The first thing to note is the @visual tag. For reasons explained later, you should exclude these tests from most test runs, such as when developers are running the tests themselves.

Next, in the Background you set the browser to the desired size. Since we’re developing a mobile app, we were interested in sizing the browser viewport, while Watir-Webdriver can only resize the browser window. Therefore I added a helper method that iteratively resizes the window until the viewport is of the desired size.

Finally, you set the application to the desired state, and have a post-condition of matching a specified PNG image.

Combating non-determinism

The immediate problem with this approach is non-determinism. I identified three places which can cause the resulting matching to fail: functional differences, platform differences, and random differences.

Functional differences are a result of desired behavior of your application. Maybe you display the current time or a random ad on the screen. Some of these issues can be corrected by other means, such as forcing a specific time, but others may be more difficult to work around.

Platform differences arise from varying conditions where the test is run. Different browsers render pages somewhat different, but also the same browser on different systems render differently. Things that may affect the rendering include installed fonts, display drivers, the browser version, etc.

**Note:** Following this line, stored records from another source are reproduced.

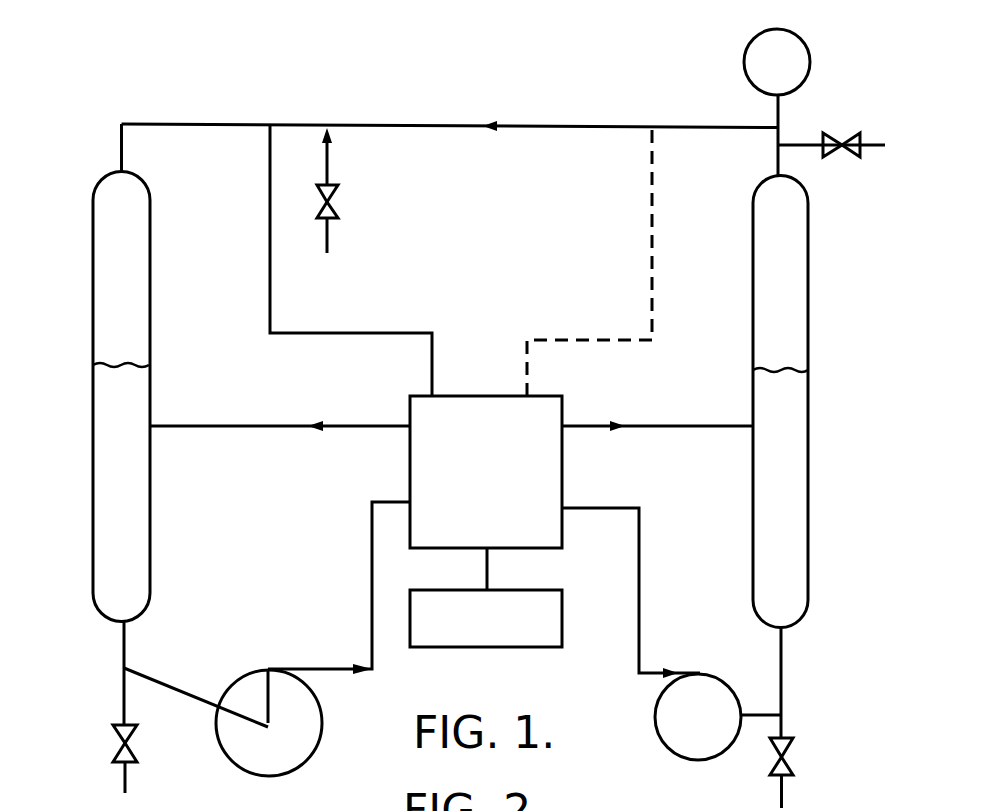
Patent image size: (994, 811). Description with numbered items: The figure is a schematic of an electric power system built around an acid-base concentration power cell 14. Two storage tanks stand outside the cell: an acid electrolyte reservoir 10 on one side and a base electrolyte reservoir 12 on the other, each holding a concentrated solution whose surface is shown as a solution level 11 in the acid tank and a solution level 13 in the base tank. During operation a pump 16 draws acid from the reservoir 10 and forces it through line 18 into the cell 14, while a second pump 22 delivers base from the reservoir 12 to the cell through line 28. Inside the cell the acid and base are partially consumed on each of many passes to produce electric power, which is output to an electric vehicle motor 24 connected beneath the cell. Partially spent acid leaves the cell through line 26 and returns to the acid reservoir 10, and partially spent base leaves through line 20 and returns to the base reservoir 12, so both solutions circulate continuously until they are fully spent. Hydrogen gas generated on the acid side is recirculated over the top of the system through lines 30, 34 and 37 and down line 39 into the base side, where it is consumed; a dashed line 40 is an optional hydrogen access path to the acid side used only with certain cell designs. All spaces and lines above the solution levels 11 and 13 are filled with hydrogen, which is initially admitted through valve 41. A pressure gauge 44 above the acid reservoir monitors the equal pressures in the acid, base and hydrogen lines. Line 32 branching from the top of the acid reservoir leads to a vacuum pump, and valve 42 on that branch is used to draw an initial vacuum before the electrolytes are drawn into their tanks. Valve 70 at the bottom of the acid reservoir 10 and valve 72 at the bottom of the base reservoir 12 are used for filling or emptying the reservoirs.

The acid electrolyte reservoir 10 is at (797, 578).
The solution level 11 is at (777, 370).
The base electrolyte reservoir 12 is at (93, 535).
The solution level 13 is at (110, 363).
The concentration power cell 14 is at (482, 396).
The pump 16 is at (667, 752).
The line 18 is at (640, 610).
The line 20 is at (238, 424).
The pump 22 is at (313, 757).
The electric vehicle motor 24 is at (423, 650).
The line 26 is at (698, 428).
The line 28 is at (370, 572).
The line 30 is at (775, 160).
The line 32 is at (795, 143).
The line 34 is at (412, 124).
The line 37 is at (118, 142).
The hydrogen access line 39 is at (350, 332).
The hydrogen access line 40 is at (650, 232).
The valve 41 is at (457, 215).
The valve 42 is at (838, 152).
The pressure gauge 44 is at (803, 35).
The valve 70 is at (792, 758).
The valve 72 is at (132, 745).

Even if the system is exactly the same, there may be random variations in the rendering from run to run. I’ve noticed two cases where Chrome causes random variation: image colors may be very slightly off when scaling images, and SVG images may render one pixel wider or narrower from time to time.

Because of such differences, it’s not expected that the tests could be repeatably run anywhere. Running the tests should be limited to a specific computer in your continuous integration system. Remember — these are tests on a few specifically chosen pages that rarely change.

To work around these issues, I implemented two features to the image comparison:

Each pixel channel in the image may vary by one color value (COLOR_DELTA). This is sufficient at least for Chrome.
Transparent areas in the comparison image are ignored. For example, you could ignore an advertisement in the browser image.

The code also allows having a small portion of pixels differ (VISUAL_DELTA), but I prefer to keep this at zero, and manually select the areas where pixel variation is allowed.

Whenever the images differ too much, the test fails and the images are embedded in the Cucumber report and stored by our CI as build artifacts.

With these measures, the visual tests complement functional tests extremely well. While it’s unreasonable to test all CSS styling automatically, this provides a good safety measure against accidental changes that affect the core pages. And whenever an intentional change is made, we let the test fail in CI, pick the actual image, and replace the expected image with that one.